Jo Walsh of EDiNA showcased their map tools. EDiNA is trying to help JISC predict search needs and provide better search services. They are trying to take a Linked Data approach, but there is a need for core common vocabularies. EDiNA runs various projects to create tools to help open up data. Unlock is a text mining tool that helps pick out geo location data from unstructured text. It could be used to add location data as part of digital humanities projects.

One aspect of Linked Data that is often overlooked is that it can "future proof" information resources. If a project, or department, is closed down, its classification schemes and data sets can become unusable, but if stable URIs have been added to classification schemes there is more chance that people in the future will be able to use them.

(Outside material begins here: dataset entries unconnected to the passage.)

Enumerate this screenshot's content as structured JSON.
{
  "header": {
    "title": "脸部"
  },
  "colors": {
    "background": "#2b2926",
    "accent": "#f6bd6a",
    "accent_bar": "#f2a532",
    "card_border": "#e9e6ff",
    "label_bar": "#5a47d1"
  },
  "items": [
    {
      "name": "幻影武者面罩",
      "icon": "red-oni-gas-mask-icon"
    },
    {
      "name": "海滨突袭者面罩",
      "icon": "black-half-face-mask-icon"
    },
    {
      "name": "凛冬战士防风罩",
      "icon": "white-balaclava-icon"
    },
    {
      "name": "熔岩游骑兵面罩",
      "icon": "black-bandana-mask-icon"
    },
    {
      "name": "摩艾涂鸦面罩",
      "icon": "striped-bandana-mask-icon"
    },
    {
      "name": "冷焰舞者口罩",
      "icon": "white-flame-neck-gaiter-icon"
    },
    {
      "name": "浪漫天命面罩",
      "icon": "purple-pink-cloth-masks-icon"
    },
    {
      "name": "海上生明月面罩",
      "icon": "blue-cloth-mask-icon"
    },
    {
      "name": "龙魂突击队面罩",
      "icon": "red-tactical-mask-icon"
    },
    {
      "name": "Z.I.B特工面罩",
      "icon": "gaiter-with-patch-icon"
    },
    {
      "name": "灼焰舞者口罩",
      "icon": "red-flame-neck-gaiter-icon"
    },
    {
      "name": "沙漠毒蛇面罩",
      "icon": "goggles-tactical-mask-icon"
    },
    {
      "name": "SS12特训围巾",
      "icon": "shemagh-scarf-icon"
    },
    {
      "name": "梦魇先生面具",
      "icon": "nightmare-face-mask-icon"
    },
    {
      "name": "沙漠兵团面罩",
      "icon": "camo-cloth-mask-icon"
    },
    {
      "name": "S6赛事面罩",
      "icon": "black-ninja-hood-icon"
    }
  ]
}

Matt Bull of the Health Protection Agency explained how geospatial data is useful for health protection, such as tracking infectious diseases, or environmental hazard tracking. Epidemiology. Data is inherently social. Diseases are often linked to the environment - radon gas, social deprivations - and clinics, pharmacies, etc. have locations. This can be used to investigate treatment seeking behaviour as well as patterns of infection, in order to plan resourcing. For example, people often don't use their nearest clinic especially in cities, to seek treatment for sexually transmitted diseases. Such behaviour makes interpretation of data tricky.

Geospatial data is also useful for emergency and disaster planning and monitoring the effects of climate change on the prevalence of infectious diseases.

Stefan Carlyle, of the Environment Agency (EA), talked about the use of geospatial data is in incident management. One example was using geospatial information to model risk of failure of dam and plan an evacuation of the relevant area. Now it is a quick and easy operation that would not have been possible in past without huge effort. Risk assessments of flood defences can now be based on geospatial data and this can help prioritise asset management - e.g. management of flood defences.

Implementing semantic interoperability is a key aim, as is promoting good quality data, and this includes teaching staff to be good "data custodians". Provenance is key to understanding the trustworthiness of data sets.

The EA is focussing on improving semantic interoperability by prioritising key data sets and standardising and linking those, rather than trying to do everything all at once. Transparency is another important aim of the EA's Linked and Open Data strategy and they provide search and browse tools to help people navigate their data sets. Big data and personal data are both becoming increasingly important, with projects to collect "crowd sourced" data providing useful information about local environments.

The EA estimates that its Linked Open Data approach produces about £5 million per year in benefits from reduced duplication of work and other efficiencies such as unifying regional data silos, and from sale of data to commercial organisations. The EA believes its location data will be at the heart of making it an exemplar of pragmatic approach to open Data and transparency.

Carsten Ronsdorf from the Ordnance Survey described various location data standards, how they interact, and how they are used. BS7666 specifies that data quality should be included, so the accuracy of geospatial data is declared. Two key concepts for the OS are the Basic Land and Property Unit and the Unique Property Reference Number. Address data is heavily standardised to provide integration and facilitate practical use.

Nick Turner, also of the OS, then talked about the National Land and Property Gazetteer. The OS was instructed by the government to take over UK address data management because a number of public sector organisations were trying to maintain separate address databases. The OS formed a consortium with them and formed AddressBase.

AddressBase has three levels - basic postal addresses, AddressBase plus which includes addresses of buildings such as churches, temples, and mosques, and other data, and AddressBase premium, which includes details of buildings that no longer exist and buildings that are planned.

AddressBase is widely used as it allows organisations to refer to AddressBase to verify and update or to extract other address information that they need when they need it, rather than having to manage it all by themselves.